House members from Midwest request probe of ethanol credits

Source: Written by CHRISTOPHER DOERING, Gannett Washington Bureau, Des Moines Register • Posted: Thursday, October 24, 2013

WASHINGTON — A bipartisan group of House members joined the growing chorus of Washington lawmakers asking the country’s futures regulator to review allegations of manipulation in the market for special credits tied to ethanol.

The letter, signed by 13 lawmakers, asked the U.S. Commodity Futures Trading Commission to review the marketplace for potential manipulation in Renewable Identification Numbers, or RINs.

“We are asking that the CFTC use its expertise and authority in overseeing markets for commodities futures to look into what extent fraud and manipulation have played in the volatility of RIN prices,” the lawmakers said in the letter to CFTC Chairman Gary Gensler. “Recently, we have become increasingly concerned about the potential for manipulation of the market for Renewable Identification Numbers.”

The letter was signed by representatives from major ethanol-producing states including South Dakota, Illinois, Wisconsin, Minnesota and Iowa, the country’s largest ethanol producer. All four of Iowa’s representatives in the House joined the letter.

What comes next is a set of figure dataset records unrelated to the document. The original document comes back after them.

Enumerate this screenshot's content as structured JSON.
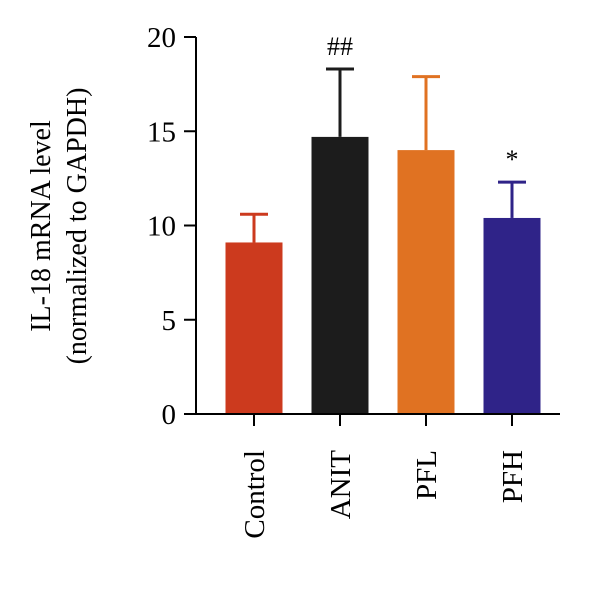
{
  "chart_data": {
    "type": "bar",
    "ylabel_lines": [
      "IL-18 mRNA level",
      "(normalized to GAPDH)"
    ],
    "xlabel": "",
    "ylim": [
      0,
      20
    ],
    "yticks": [
      0,
      5,
      10,
      15,
      20
    ],
    "categories": [
      "Control",
      "ANIT",
      "PFL",
      "PFH"
    ],
    "values": [
      9.1,
      14.7,
      14.0,
      10.4
    ],
    "errors": [
      1.5,
      3.6,
      3.9,
      1.9
    ],
    "annotations": [
      "",
      "##",
      "",
      "*"
    ],
    "colors": [
      "#cc3a1e",
      "#1c1c1c",
      "#e07222",
      "#2f2388"
    ],
    "grid": false,
    "legend": "none"
  }
}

Congress created RINs, a special serial number given to batches of biofuels before they are sold to refiners and gasoline importers looking to comply with a federal mandate to use a certain amount of ethanol. Instead of blending ethanol, the refiner can choose to purchase RINs. While the credits were intended to be used by refiners and others tied to the industry, lawmakers and others have expressed concern that Wall Street investors are using them as an investment, contributing to their volatility this year.

“Some transparency, sunshine and oversight would certainly help,” said Monte Shaw, executive director of the Iowa Renewable Fuels Association. “The RIN market should be about compliance, not speculation.”

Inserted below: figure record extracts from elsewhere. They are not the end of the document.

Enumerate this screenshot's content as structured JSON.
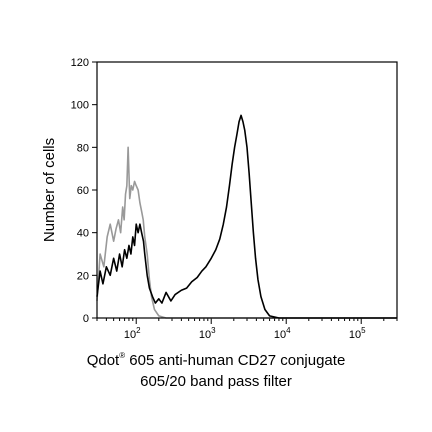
{
  "chart_data": {
    "type": "line",
    "ylabel": "Number of cells",
    "xlabel_line1_prefix": "Qdot",
    "xlabel_line1_sup": "®",
    "xlabel_line1_suffix": " 605 anti-human CD27 conjugate",
    "xlabel_line2": "605/20 band pass filter",
    "xscale": "log",
    "xlim": [
      30,
      300000
    ],
    "ylim": [
      0,
      120
    ],
    "yticks": [
      {
        "value": 0,
        "label": "0"
      },
      {
        "value": 20,
        "label": "20"
      },
      {
        "value": 40,
        "label": "40"
      },
      {
        "value": 60,
        "label": "60"
      },
      {
        "value": 80,
        "label": "80"
      },
      {
        "value": 100,
        "label": "100"
      },
      {
        "value": 120,
        "label": "120"
      }
    ],
    "xticks": [
      {
        "value": 100,
        "base": "10",
        "exp": "2"
      },
      {
        "value": 1000,
        "base": "10",
        "exp": "3"
      },
      {
        "value": 10000,
        "base": "10",
        "exp": "4"
      },
      {
        "value": 100000,
        "base": "10",
        "exp": "5"
      }
    ],
    "series": [
      {
        "color": "#999999",
        "points": [
          [
            30,
            8
          ],
          [
            33,
            30
          ],
          [
            37,
            24
          ],
          [
            41,
            38
          ],
          [
            45,
            44
          ],
          [
            50,
            36
          ],
          [
            54,
            42
          ],
          [
            58,
            46
          ],
          [
            62,
            40
          ],
          [
            66,
            52
          ],
          [
            69,
            46
          ],
          [
            72,
            58
          ],
          [
            75,
            62
          ],
          [
            78,
            80
          ],
          [
            82,
            56
          ],
          [
            86,
            62
          ],
          [
            90,
            60
          ],
          [
            95,
            64
          ],
          [
            100,
            62
          ],
          [
            106,
            60
          ],
          [
            112,
            54
          ],
          [
            118,
            50
          ],
          [
            124,
            46
          ],
          [
            130,
            38
          ],
          [
            140,
            30
          ],
          [
            150,
            18
          ],
          [
            160,
            10
          ],
          [
            175,
            4
          ],
          [
            200,
            1
          ],
          [
            250,
            0
          ],
          [
            400,
            0
          ],
          [
            300000,
            0
          ]
        ]
      },
      {
        "color": "#000000",
        "points": [
          [
            30,
            10
          ],
          [
            33,
            22
          ],
          [
            36,
            16
          ],
          [
            40,
            24
          ],
          [
            45,
            20
          ],
          [
            50,
            28
          ],
          [
            55,
            22
          ],
          [
            60,
            30
          ],
          [
            65,
            24
          ],
          [
            70,
            32
          ],
          [
            75,
            28
          ],
          [
            80,
            34
          ],
          [
            85,
            30
          ],
          [
            90,
            38
          ],
          [
            95,
            34
          ],
          [
            100,
            44
          ],
          [
            106,
            40
          ],
          [
            112,
            44
          ],
          [
            118,
            40
          ],
          [
            125,
            36
          ],
          [
            130,
            30
          ],
          [
            140,
            20
          ],
          [
            150,
            14
          ],
          [
            165,
            10
          ],
          [
            180,
            7
          ],
          [
            200,
            9
          ],
          [
            220,
            7
          ],
          [
            250,
            12
          ],
          [
            290,
            8
          ],
          [
            330,
            11
          ],
          [
            400,
            13
          ],
          [
            470,
            14
          ],
          [
            550,
            17
          ],
          [
            650,
            19
          ],
          [
            750,
            22
          ],
          [
            850,
            24
          ],
          [
            1000,
            28
          ],
          [
            1150,
            32
          ],
          [
            1300,
            37
          ],
          [
            1450,
            44
          ],
          [
            1600,
            52
          ],
          [
            1750,
            62
          ],
          [
            1900,
            72
          ],
          [
            2050,
            80
          ],
          [
            2200,
            86
          ],
          [
            2350,
            92
          ],
          [
            2500,
            95
          ],
          [
            2650,
            92
          ],
          [
            2800,
            88
          ],
          [
            3000,
            80
          ],
          [
            3200,
            68
          ],
          [
            3400,
            55
          ],
          [
            3650,
            40
          ],
          [
            3900,
            28
          ],
          [
            4200,
            18
          ],
          [
            4600,
            10
          ],
          [
            5200,
            4
          ],
          [
            6000,
            1
          ],
          [
            8000,
            0
          ],
          [
            300000,
            0
          ]
        ]
      }
    ]
  }
}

Prices for the credit have been volatile this year as more ethanol is required to be blended into the country’s motor fuel supply. RIN prices started the year at a few cents, before spiking to more than $1.40 in July. They’ve since plunged to around 30 cents as the Environmental Protection Agency, which oversees the country’s fuel blending requirements, has indicated it will lower ethanol blending levels in 2014. The EPA is expected to release its 2014 blending level proposal in the next few weeks.

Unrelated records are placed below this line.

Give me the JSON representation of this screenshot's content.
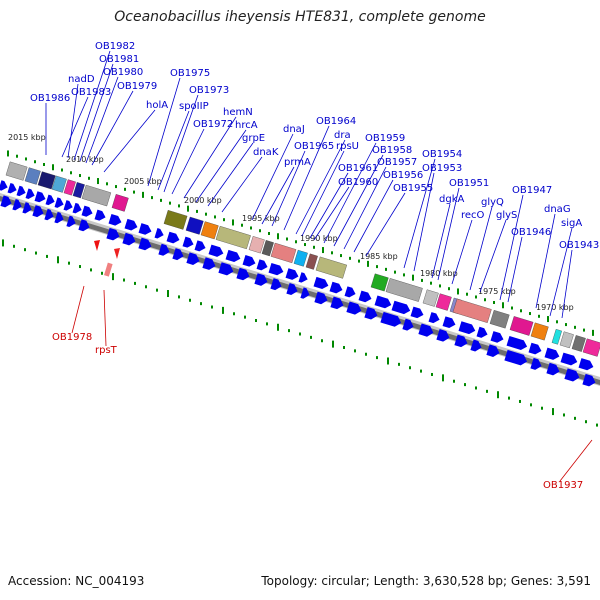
{
  "title": "Oceanobacillus iheyensis HTE831, complete genome",
  "footer": {
    "accession": "Accession: NC_004193",
    "stats": "Topology: circular; Length: 3,630,528 bp; Genes: 3,591"
  },
  "colors": {
    "forward_gene": "#0000ee",
    "reverse_gene": "#e00000",
    "backbone": "#777777",
    "tick": "#008800",
    "label_blue": "#0000cc",
    "label_red": "#cc0000"
  },
  "kbp_ticks": [
    "2015 kbp",
    "2010 kbp",
    "2005 kbp",
    "2000 kbp",
    "1995 kbp",
    "1990 kbp",
    "1985 kbp",
    "1980 kbp",
    "1975 kbp",
    "1970 kbp"
  ],
  "gene_labels": [
    "OB1986",
    "OB1983",
    "nadD",
    "OB1982",
    "OB1981",
    "OB1980",
    "OB1979",
    "holA",
    "OB1975",
    "spoIIP",
    "OB1973",
    "OB1972",
    "hemN",
    "hrcA",
    "grpE",
    "dnaK",
    "dnaJ",
    "prmA",
    "OB1965",
    "OB1964",
    "dra",
    "rpsU",
    "OB1961",
    "OB1960",
    "OB1959",
    "OB1958",
    "OB1957",
    "OB1956",
    "OB1955",
    "OB1954",
    "OB1953",
    "dgkA",
    "OB1951",
    "recO",
    "glyQ",
    "glyS",
    "OB1947",
    "OB1946",
    "dnaG",
    "sigA",
    "OB1943"
  ],
  "reverse_labels": [
    "OB1978",
    "rpsT",
    "OB1937"
  ]
}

The letter sent to the CFTC was the latest push by lawmakers to get the futures regulator to look into the RIN market. Last month, Sen. Debbie Stabenow, D-Mich., who chairs the Senate Agriculture Committee, said a review of the unregulated market was necessary to preserve its “integrity.”

A CFTC spokesman did not respond to a request for comment. Last month, Bart Chilton, a Democratic commissioner at the agency, said the CFTC was reviewing the recent volatility in the RIN market, though he cautioned that the regulator has not launched an investigation.

Ethanol has become a lucrative business for many of the country’s biggest producers of the corn-based fuel. A recent study from researchers at South Dakota State University found the total economic activity generated by the ethanol industry in the state was $3.8 billion in 2012. That figure includes everything from the ethanol plant to the trucking company used to haul the corn to be processed, and the spending by the truck driver of his paycheck.

Nearly 2,000 people were employed in the ethanol industry in South Dakota in 2012, up from 473 in 2004. SDSU researchers also calculated that land prices may be as much as $740 per acre more for parcels located within 50 miles of an ethanol plant.